# Enter the drawing to win a set of these.....



## Jon Shafer (Dec 15, 2001)

RD Sport has graciously put a complete set of their super premium
C4 forged alloys on the table in support of our charity drawing...

Be sure to purchase lots of tickets at the event!

Thank you Federico...

:thumbup: :thumbup:

Unfortunately, Cutter Motors employees are not allowed to enter this drawing... :-((( I want 'em!


----------



## Jon Shafer (Dec 15, 2001)

All of our Bimmerfest vendors will be donating merchandise
which will be included in our drawing to benefit charity.

:thumbup: 


I will post more specific details very shortly.


----------



## Dr. Phil (Dec 19, 2001)

Does one need to be present to purchase tickets:dunno: 

Or where you considering a little magic (paypal perhaps) purchase option for some of the distant Fest members:hi: At a minimum I think the mod squad should be allowed to purchase a few :bigpimp: :bow: :bow:


----------



## BlackCell (Mar 11, 2003)

Jon,
could we get a ballpark idea of the ticket prices?
those rims are aweome. id love to get them.
ill start wishing on my lucky star...


----------



## Jon Shafer (Dec 15, 2001)

BlackCell said:


> *Jon,
> could we get a ballpark idea of the ticket prices?
> those rims are aweome. id love to get them.
> ill start wishing on my lucky star...  *


We haven't totally decided that yet ~+/- $10/ticket?
:dunno:

We'll have lots of goodies for our drawing.

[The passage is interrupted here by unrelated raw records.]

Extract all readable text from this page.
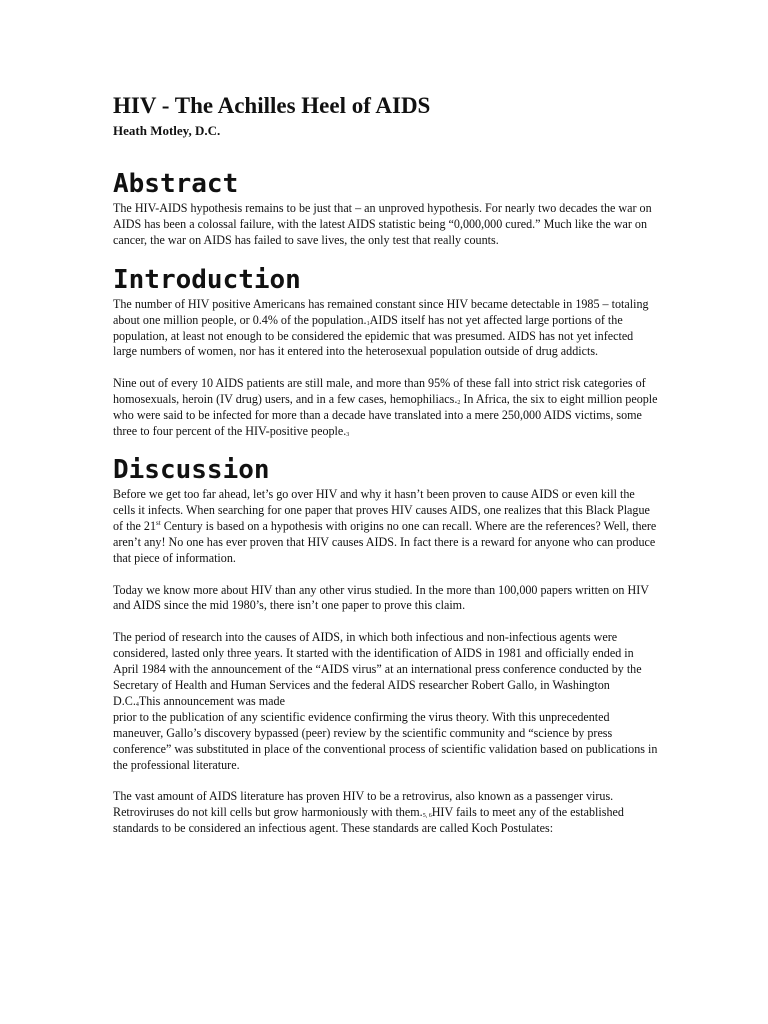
HIV - The Achilles Heel of AIDS
Heath Motley, D.C.
Abstract

The HIV-AIDS hypothesis remains to be just that – an unproved hypothesis. For nearly two decades the war on AIDS has been a colossal failure, with the latest AIDS statistic being “0,000,000 cured.” Much like the war on cancer, the war on AIDS has failed to save lives, the only test that really counts.

Introduction

The number of HIV positive Americans has remained constant since HIV became detectable in 1985 – totaling about one million people, or 0.4% of the population.$^1$AIDS itself has not yet affected large portions of the population, at least not enough to be considered the epidemic that was presumed. AIDS has not yet infected large numbers of women, nor has it entered into the heterosexual population outside of drug addicts.

Nine out of every 10 AIDS patients are still male, and more than 95% of these fall into strict risk categories of homosexuals, heroin (IV drug) users, and in a few cases, hemophiliacs.$^2$ In Africa, the six to eight million people who were said to be infected for more than a decade have translated into a mere 250,000 AIDS victims, some three to four percent of the HIV-positive people.$^3$

Discussion

Before we get too far ahead, let’s go over HIV and why it hasn’t been proven to cause AIDS or even kill the cells it infects. When searching for one paper that proves HIV causes AIDS, one realizes that this Black Plague of the 21st Century is based on a hypothesis with origins no one can recall. Where are the references? Well, there aren’t any! No one has ever proven that HIV causes AIDS. In fact there is a reward for anyone who can produce that piece of information.

Today we know more about HIV than any other virus studied. In the more than 100,000 papers written on HIV and AIDS since the mid 1980’s, there isn’t one paper to prove this claim.

The period of research into the causes of AIDS, in which both infectious and non-infectious agents were considered, lasted only three years. It started with the identification of AIDS in 1981 and officially ended in April 1984 with the announcement of the “AIDS virus” at an international press conference conducted by the Secretary of Health and Human Services and the federal AIDS researcher Robert Gallo, in Washington D.C.$^4$This announcement was made
prior to the publication of any scientific evidence confirming the virus theory. With this unprecedented maneuver, Gallo’s discovery bypassed (peer) review by the scientific community and “science by press conference” was substituted in place of the conventional process of scientific validation based on publications in the professional literature.

The vast amount of AIDS literature has proven HIV to be a retrovirus, also known as a passenger virus. Retroviruses do not kill cells but grow harmoniously with them.$^{5, 6}$HIV fails to meet any of the established standards to be considered an infectious agent. These standards are called Koch Postulates:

Those wheels have a retail value of approx. $4K!


----------



## xs3x (Feb 28, 2002)

nice..!!! but the winning chances are slim because too many enthusiasts are attending

how about some 1:24 car models too?


----------



## Jon Shafer (Dec 15, 2001)

xs3x said:


> *
> 
> how about some 1:24 car models too?*


Vincent is donating a pair of 1/18 BMW models
for the drawing...

How did you know Jesse?


----------



## xs3x (Feb 28, 2002)

Jon Shafer said:


> *Vincent is donating a pair of 1/18 BMW models
> for the drawing...
> 
> How did you know Jesse? *


i didn't know..

it was just a suggestion


----------